Boring, hey? Wouldn't it be fun to buy a new car, a new flat screen TV, the latest and greatest smartphone, to take a 3-month European holiday, and to get that brand new kitchen you've always wanted?
Of course it would. But if you consistently spend more than you earn, it doesn't take a rocket scientist or indeed a Fool to work out you'll more than likely end up in the Poor Farm. You may have lots of material possessions, a few memories, but ultimately nothing to show from it.
It sounds boring, we know, but let us show you how saving, and not just spending, can be a whole lotta FUN.
Remember we introduced you to the miracle of compound returns in Step 1? Well, miracle of all miracles, if you used the money you saved each week or month to fund savings and investments, you can get the miracle of compound returns working for you. From modest beginnings, you too could accumulate serious wealth.
Now you're talking, Fool.
You should aim to spend less than you earn each and every month. If you already do this, you're well on your way to gaining control of your money – you just need to get the money you're not spending to start earning interest.
Do this by paying yourself first: set up a regular direct debit or BPAY® into a savings account just after pay day and put that money to work right away so you don't get tempted to spend it elsewhere.
If you don't spend less than you earn, don't worry. Most of us need a little help getting control of our money. In fact, those of us who barely make it from one pay day to the next need to start with basics: budgeting.
Budgeting – the key to a healthy bank balance
Budgeting is neither as scary nor onerous as it sounds. To start, make a list of your regular bills and how much they cost you each month. This should give you a good idea of your main areas of expenditure. If you're not sure where your money's going, keep a spending diary: for one month, make a note of everything you spend, even if it's $2 for a chocolate bar. At the end of the month, tot it all up to see how much you spend and where you spend it.

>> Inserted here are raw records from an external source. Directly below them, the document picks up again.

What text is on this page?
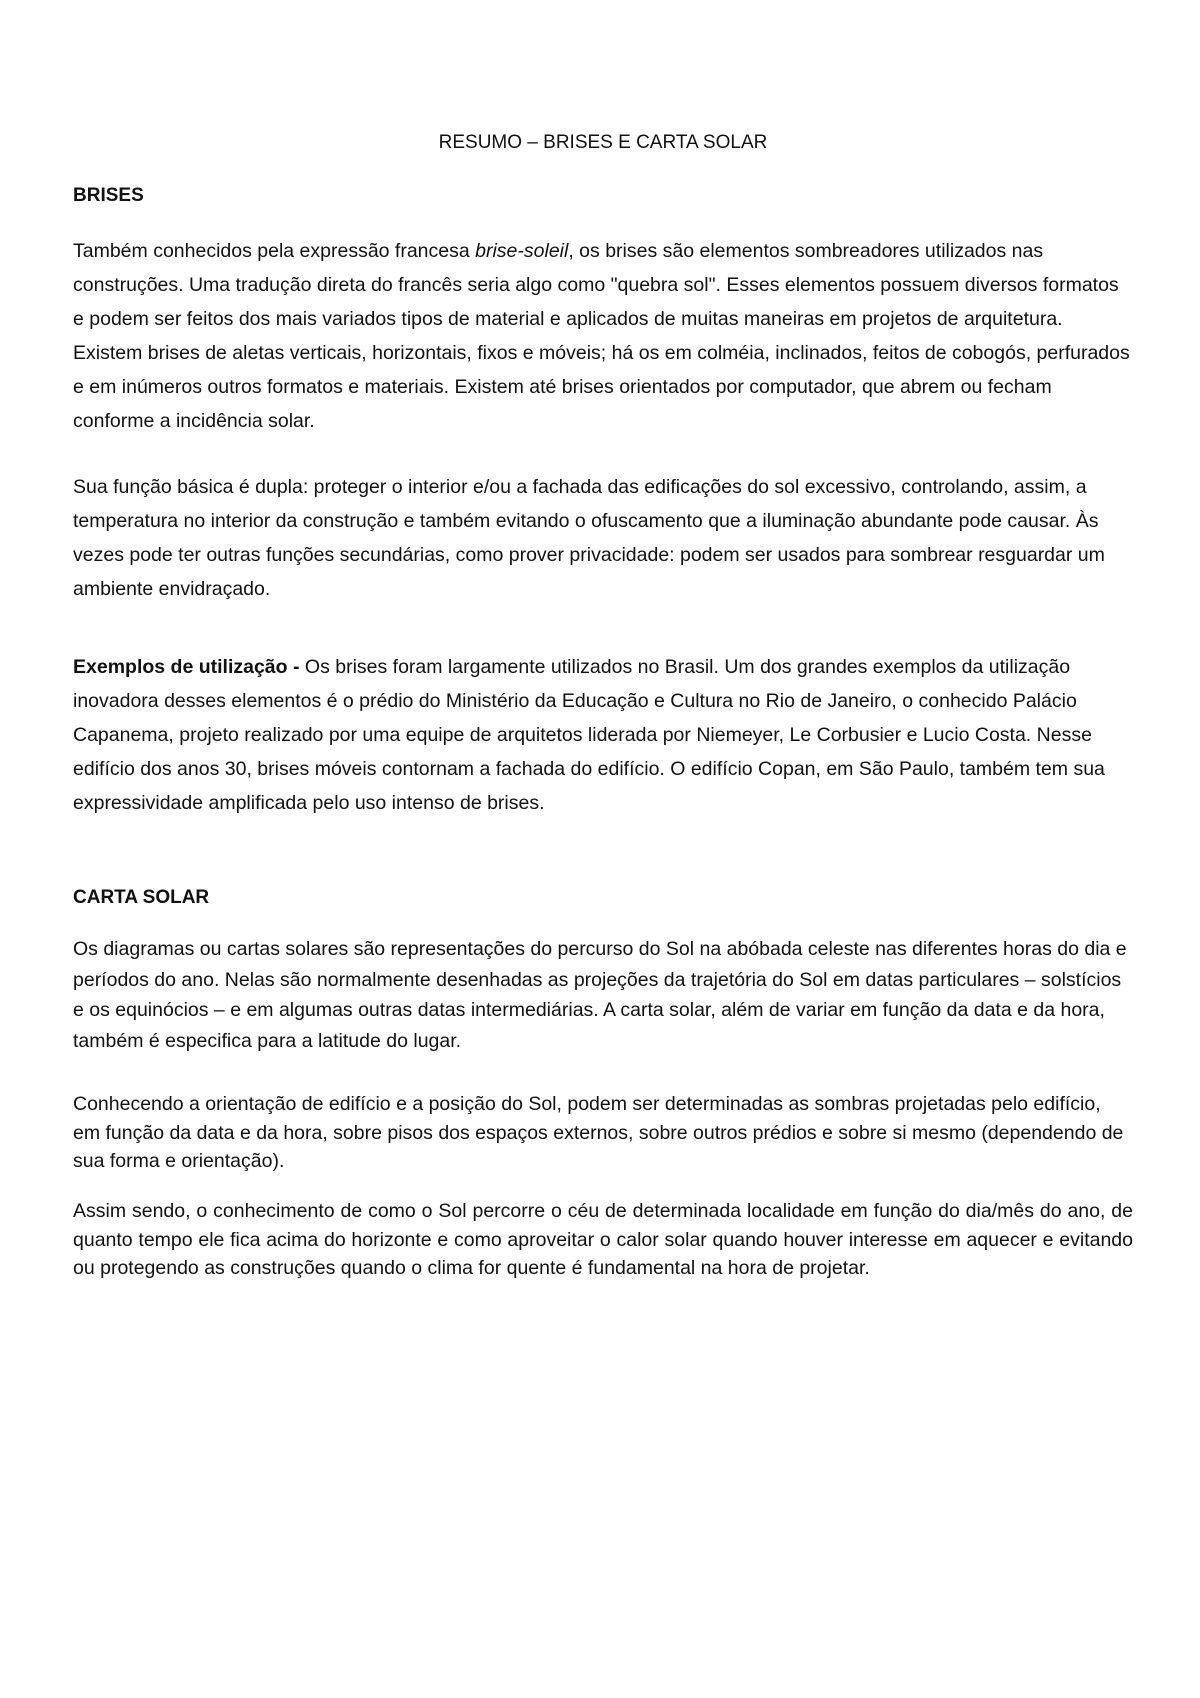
RESUMO – BRISES E CARTA SOLAR
BRISES

Também conhecidos pela expressão francesa brise-soleil, os brises são elementos sombreadores utilizados nas construções. Uma tradução direta do francês seria algo como "quebra sol". Esses elementos possuem diversos formatos e podem ser feitos dos mais variados tipos de material e aplicados de muitas maneiras em projetos de arquitetura. Existem brises de aletas verticais, horizontais, fixos e móveis; há os em colméia, inclinados, feitos de cobogós, perfurados e em inúmeros outros formatos e materiais. Existem até brises orientados por computador, que abrem ou fecham conforme a incidência solar.

Sua função básica é dupla: proteger o interior e/ou a fachada das edificações do sol excessivo, controlando, assim, a temperatura no interior da construção e também evitando o ofuscamento que a iluminação abundante pode causar. Às vezes pode ter outras funções secundárias, como prover privacidade: podem ser usados para sombrear resguardar um ambiente envidraçado.

Exemplos de utilização - Os brises foram largamente utilizados no Brasil. Um dos grandes exemplos da utilização inovadora desses elementos é o prédio do Ministério da Educação e Cultura no Rio de Janeiro, o conhecido Palácio Capanema, projeto realizado por uma equipe de arquitetos liderada por Niemeyer, Le Corbusier e Lucio Costa. Nesse edifício dos anos 30, brises móveis contornam a fachada do edifício. O edifício Copan, em São Paulo, também tem sua expressividade amplificada pelo uso intenso de brises.

CARTA SOLAR

Os diagramas ou cartas solares são representações do percurso do Sol na abóbada celeste nas diferentes horas do dia e períodos do ano. Nelas são normalmente desenhadas as projeções da trajetória do Sol em datas particulares – solstícios e os equinócios – e em algumas outras datas intermediárias. A carta solar, além de variar em função da data e da hora, também é especifica para a latitude do lugar.

Conhecendo a orientação de edifício e a posição do Sol, podem ser determinadas as sombras projetadas pelo edifício, em função da data e da hora, sobre pisos dos espaços externos, sobre outros prédios e sobre si mesmo (dependendo de sua forma e orientação).

Assim sendo, o conhecimento de como o Sol percorre o céu de determinada localidade em função do dia/mês do ano, de quanto tempo ele fica acima do horizonte e como aproveitar o calor solar quando houver interesse em aquecer e evitando ou protegendo as construções quando o clima for quente é fundamental na hora de projetar.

Once you know your outgoings, it's time to start trimming them. Often there's no need to cut back on the things you enjoy, but rather to get better value for money for the stuff you have to get anyway. If you're spending far in excess of your income, you will need to take more drastic steps, but for most of people, a trim should do it.

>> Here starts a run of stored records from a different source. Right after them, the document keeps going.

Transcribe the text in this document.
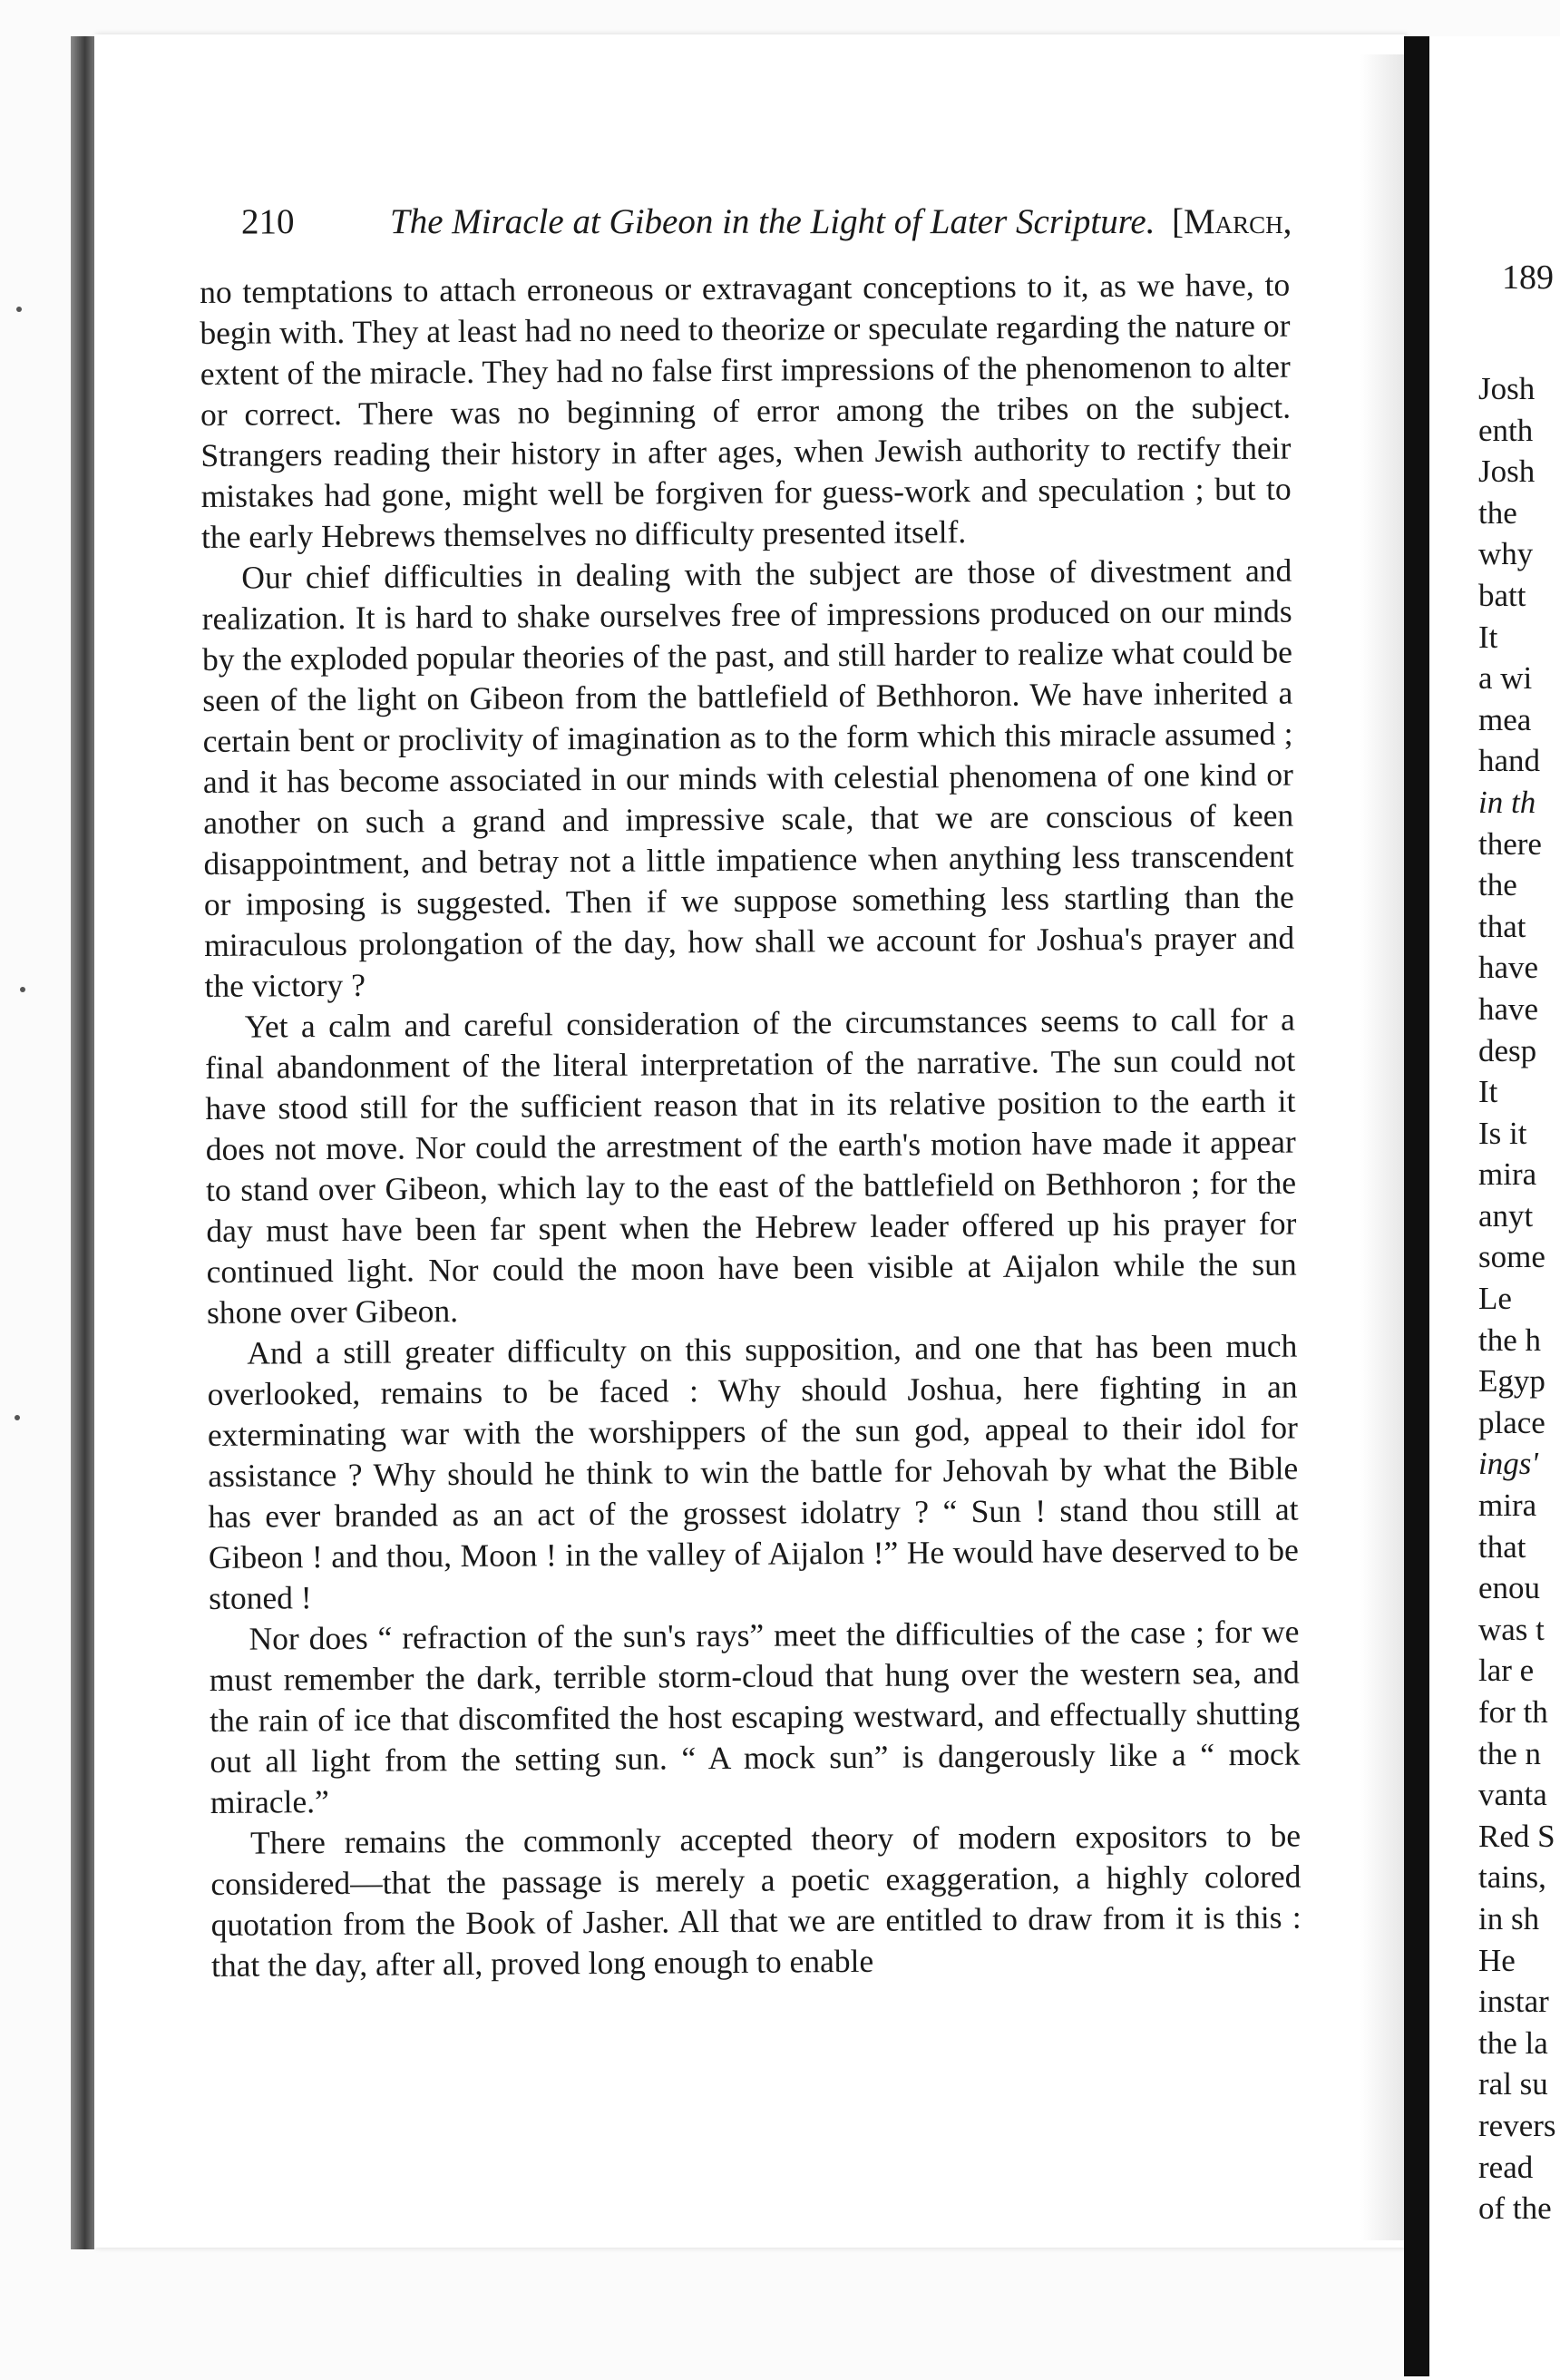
210	The Miracle at Gibeon in the Light of Later Scripture. [March,

no temptations to attach erroneous or extravagant conceptions to it, as we have, to begin with. They at least had no need to theorize or speculate regarding the nature or extent of the miracle. They had no false first impressions of the phenomenon to alter or correct. There was no beginning of error among the tribes on the subject. Strangers reading their history in after ages, when Jewish authority to rectify their mistakes had gone, might well be forgiven for guess-work and speculation ; but to the early Hebrews themselves no difficulty presented itself.

Our chief difficulties in dealing with the subject are those of divestment and realization. It is hard to shake ourselves free of impressions produced on our minds by the exploded popular theories of the past, and still harder to realize what could be seen of the light on Gibeon from the battlefield of Bethhoron. We have inherited a certain bent or proclivity of imagination as to the form which this miracle assumed ; and it has become associated in our minds with celestial phenomena of one kind or another on such a grand and impressive scale, that we are conscious of keen disappointment, and betray not a little impatience when anything less transcendent or imposing is suggested. Then if we suppose something less startling than the miraculous prolongation of the day, how shall we account for Joshua's prayer and the victory ?

Yet a calm and careful consideration of the circumstances seems to call for a final abandonment of the literal interpretation of the narrative. The sun could not have stood still for the sufficient reason that in its relative position to the earth it does not move. Nor could the arrestment of the earth's motion have made it appear to stand over Gibeon, which lay to the east of the battlefield on Bethhoron ; for the day must have been far spent when the Hebrew leader offered up his prayer for continued light. Nor could the moon have been visible at Aijalon while the sun shone over Gibeon.

And a still greater difficulty on this supposition, and one that has been much overlooked, remains to be faced : Why should Joshua, here fighting in an exterminating war with the worshippers of the sun god, appeal to their idol for assistance ? Why should he think to win the battle for Jehovah by what the Bible has ever branded as an act of the grossest idolatry ? “ Sun ! stand thou still at Gibeon ! and thou, Moon ! in the valley of Aijalon !” He would have deserved to be stoned !

Nor does “ refraction of the sun's rays” meet the difficulties of the case ; for we must remember the dark, terrible storm-cloud that hung over the western sea, and the rain of ice that discomfited the host escaping westward, and effectually shutting out all light from the setting sun. “ A mock sun” is dangerously like a “ mock miracle.”

There remains the commonly accepted theory of modern expositors to be considered—that the passage is merely a poetic exaggeration, a highly colored quotation from the Book of Jasher. All that we are entitled to draw from it is this : that the day, after all, proved long enough to enable

189
Josh
enth
Josh
the
why
batt
It
a wi
mea
hand
in th
there
the
that
have
have
desp
It
Is it
mira
anyt
some
Le
the h
Egyp
place
ings'
mira
that
enou
was t
lar e
for th
the n
vanta
Red S
tains,
in sh
He
instar
the la
ral su
revers
read
of the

Trimming the fat – the same products for less money
Start trimming your outgoings by reducing one major bill each month, prioritising the bills you pay on a regular basis, as with these, one phone call could lead to sustained savings. Most people can save hundreds of dollars, if not more, just by making a couple of switches. You shouldn't have to look too hard, either…
Financial products
Changing your mortgage, savings account or credit card is often one of the easiest ways to generate some surplus cash.
Getting connected
These days, you're likely to have at least one mobile phone bill, a landline bill and an internet bill. Together, they can easily add up to $300 per month, making communication your second biggest bill, after your mortgage. Shop around for a better deal. Compare plans on the internet. Haggle with your existing providers. There is big money to be saved.
Getting around
If you're a driver, you can probably save a packet on car insurance by switching to a cheaper provider. Women drivers and drivers with clean records can stand to save the most here.
Getting away
Fancy a break? However and wherever you're making tracks, you can save at least the price of a meal by shopping around before you buy. With dozens of online resources dedicated to finding the cheapest fare, accommodation, excursions, and breaks, there's just no excuse for paying too much for your holiday fun.
A final note on getting control of your money
Getting control and keeping control are different things, and there's no guarantee you won't fall off the straight and narrow at least once. When this happens, just take stock of why you fell – so you can learn from your tumble – and calmly and proudly climb back on the horse.